Regardless of whether DHS holds a certain position or not, there are two realities. First, this is not law, but guidelines. Second, the position as applied here and as raised by Olympia is internally inconsistent and hypocritical. The very design of the arena structure, so highly touted by Olympia, includes offices retail and residential ON SITE and surrounding it across the street.

So yeah, they can build new schlock right on top of the arena, but, as to comparable uses in an older building across the street, well, now, that just wouldn't be safe.

The Free Press coverage of parking this morning is scaring the shit out of me. Sounds like "THE DISTRICT" is primarily going to be a surface parking district. I don't understand why Olympia is not providing more structure parking or underground parking on site, or why they aren't being forced to. Alternatively, they should be forced to choose 2 or 3 of their, what, 50 vacant blocks nearby and develop a few mega-garages. Problem solved. If the City council acquiesces to a plan that continues to lock up that whole area for parking rather than neighborhood development, we've got big problems.

I wish the Freep and others would more intelligenty raise and ask questions about surface v. garages/underground.

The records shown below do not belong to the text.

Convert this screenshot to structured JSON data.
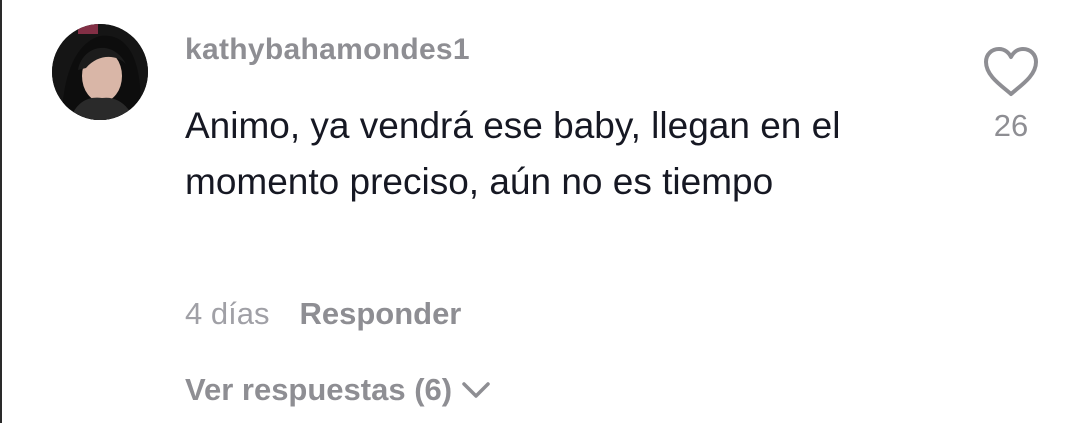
{
  "comment": {
    "username": "kathybahamondes1",
    "text": "Animo, ya vendrá ese baby, llegan en el momento preciso, aún no es tiempo",
    "time_ago": "4 días",
    "reply_label": "Responder",
    "view_replies_label": "Ver respuestas (6)",
    "like_count": "26"
  },
  "icons": {
    "like": "heart-outline-icon",
    "expand": "chevron-down-icon",
    "avatar": "user-avatar"
  },
  "colors": {
    "text": "#161823",
    "secondary": "#8e8e93"
  }
}
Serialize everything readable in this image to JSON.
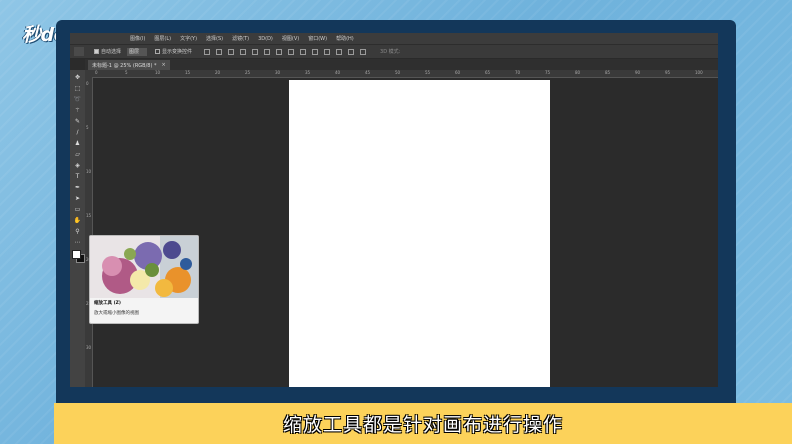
{
  "brand": {
    "logo_text": "秒dong视频"
  },
  "menubar": {
    "items": [
      {
        "label": "图像(I)"
      },
      {
        "label": "图层(L)"
      },
      {
        "label": "文字(Y)"
      },
      {
        "label": "选择(S)"
      },
      {
        "label": "滤镜(T)"
      },
      {
        "label": "3D(D)"
      },
      {
        "label": "视图(V)"
      },
      {
        "label": "窗口(W)"
      },
      {
        "label": "帮助(H)"
      }
    ]
  },
  "options_bar": {
    "auto_select_label": "自动选择",
    "auto_select_checked": true,
    "layer_select_value": "图层",
    "show_transform_label": "显示变换控件",
    "mode_3d_label": "3D 模式:"
  },
  "document_tab": {
    "label": "未标题-1 @ 25% (RGB/8) *",
    "close_label": "×"
  },
  "rulers": {
    "top_ticks": [
      "0",
      "5",
      "10",
      "15",
      "20",
      "25",
      "30",
      "35",
      "40",
      "45",
      "50",
      "55",
      "60",
      "65",
      "70",
      "75",
      "80",
      "85",
      "90",
      "95",
      "100"
    ],
    "left_ticks": [
      "0",
      "5",
      "10",
      "15",
      "20",
      "25",
      "30"
    ]
  },
  "toolbar": {
    "tools": [
      {
        "name": "move-tool-icon",
        "glyph": "✥"
      },
      {
        "name": "marquee-tool-icon",
        "glyph": "⬚"
      },
      {
        "name": "lasso-tool-icon",
        "glyph": "➰"
      },
      {
        "name": "magic-wand-tool-icon",
        "glyph": "⚚"
      },
      {
        "name": "eyedropper-tool-icon",
        "glyph": "✎"
      },
      {
        "name": "brush-tool-icon",
        "glyph": "∕"
      },
      {
        "name": "clone-stamp-tool-icon",
        "glyph": "♟"
      },
      {
        "name": "eraser-tool-icon",
        "glyph": "▱"
      },
      {
        "name": "gradient-tool-icon",
        "glyph": "◈"
      },
      {
        "name": "type-tool-icon",
        "glyph": "T"
      },
      {
        "name": "pen-tool-icon",
        "glyph": "✒"
      },
      {
        "name": "path-select-tool-icon",
        "glyph": "➤"
      },
      {
        "name": "rectangle-tool-icon",
        "glyph": "▭"
      },
      {
        "name": "hand-tool-icon",
        "glyph": "✋"
      },
      {
        "name": "zoom-tool-icon",
        "glyph": "⚲"
      },
      {
        "name": "more-tools-icon",
        "glyph": "⋯"
      }
    ]
  },
  "tooltip": {
    "title": "缩放工具 (Z)",
    "description": "放大或缩小图像的视图"
  },
  "subtitle": {
    "text": "缩放工具都是针对画布进行操作"
  }
}
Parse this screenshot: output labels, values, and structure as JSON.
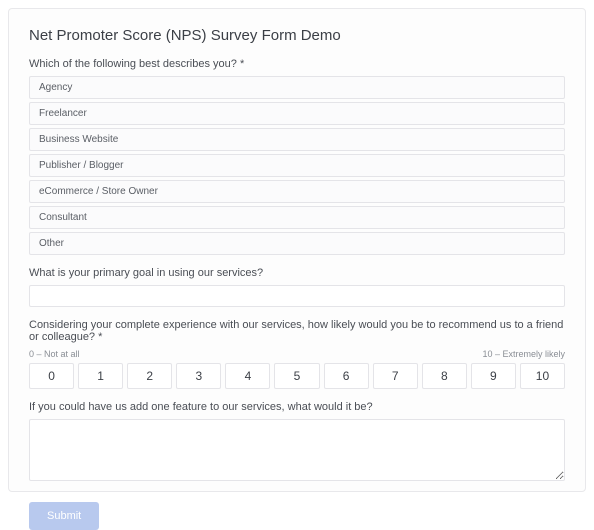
{
  "title": "Net Promoter Score (NPS) Survey Form Demo",
  "q1": {
    "label": "Which of the following best describes you? *",
    "options": [
      "Agency",
      "Freelancer",
      "Business Website",
      "Publisher / Blogger",
      "eCommerce / Store Owner",
      "Consultant",
      "Other"
    ]
  },
  "q2": {
    "label": "What is your primary goal in using our services?",
    "value": ""
  },
  "q3": {
    "label": "Considering your complete experience with our services, how likely would you be to recommend us to a friend or colleague? *",
    "anchor_low": "0 – Not at all",
    "anchor_high": "10 – Extremely likely",
    "scale": [
      "0",
      "1",
      "2",
      "3",
      "4",
      "5",
      "6",
      "7",
      "8",
      "9",
      "10"
    ]
  },
  "q4": {
    "label": "If you could have us add one feature to our services, what would it be?",
    "value": ""
  },
  "submit_label": "Submit"
}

Only a consolidated approach will leave room for the developers to develop actual buildings. This, more than anything, calls into question whether a neighborhood will be built. And the same article that covers this needs to examine Olympia's pattern with Comerica-- again, under-provision of garages and over-provision of surface lots which have made our cityscape look like shit and which have cockblocked any potential development of those sites. It is the SINGLE most unintelligent thing about these stadium developments.